Data Storage

All projects should be commited to version control, with a repository created in the Strategy Unit’s GitHub organisation.

Ideally, any data that is used within the project should be part of a pipeline, whether in {targets} or on Databricks.

See the Storing Data Safely blog post for details of how to use Azure and Sharepoint for data storage.

There are a number of considerations about whether to add the data to version control or not. At a high level:

is the data OK to release publicly?
is the data in a text-based (non-binary) format, such as .csv, .json (rather than say .xlsx)?
is the data relatively small in size?

Data From Websites

If data is grabbed from a website, or via an API, create code to download the file/data. Consider whether this is likely to be a stable way of getting the data (does the data change over time? do you suspect that the location of the resource may disappear? is it quick to retrieve the data?).
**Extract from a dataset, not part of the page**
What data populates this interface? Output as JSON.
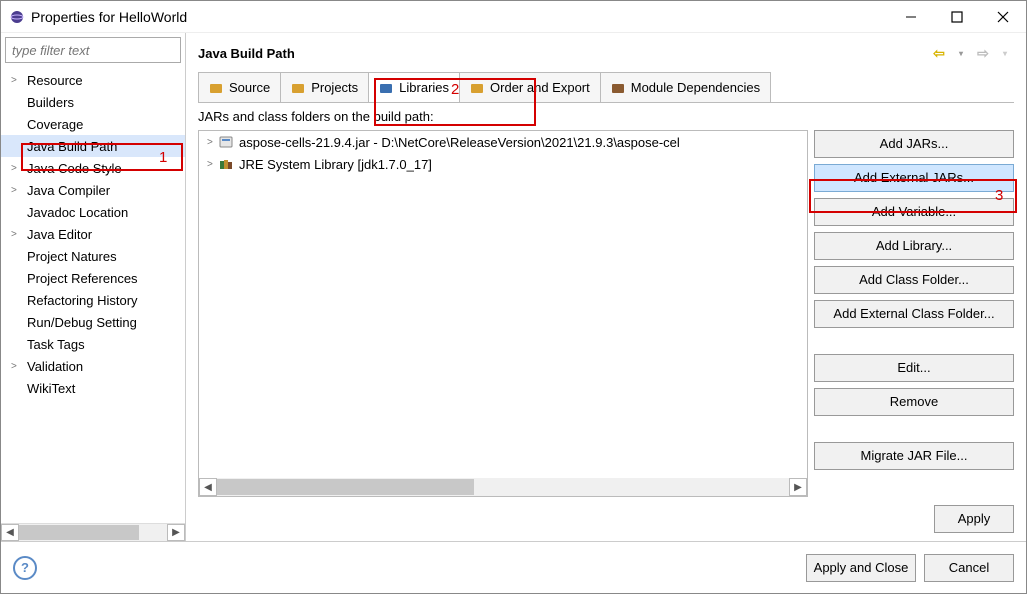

If so, then it doesn’t make much sense to commit the data to version control as it can always be quickly regenerated.

Filesize

Large files tend not to work particularly well with version control. Specifically, files larger than 100MB will be blocked by GitHub, and files larger than 50MB will generate a warning. But you may even want to class any file over a few MB as large.

Alternatives for storing large files:

if the file is something that is generated (and reproducible) from other sources, then do not bother tracking the file
if the file is something that you want tracking with version control, look at git LFS
if the file needs to be shared publicly, but LFS is not suitable, the file could be stored in Azure blob storage
if the file needs to be shared privately, also consider Azure blob storage (using something like SAS tokens)
if the file needs to only be shared within the Strategy Unit then store in SharePoint (i.e. within a teams channel)

Use of network drives should be deprecated and avoided at all costs due to issues of lack of versioning of files and the performance bottleneck that is created by using a network share. If a network share is truly the only way of storing the data for sharing with colleagues, then look at using ways of syncing the file to local storage to avoid performance bottlenecks, such as robocopy.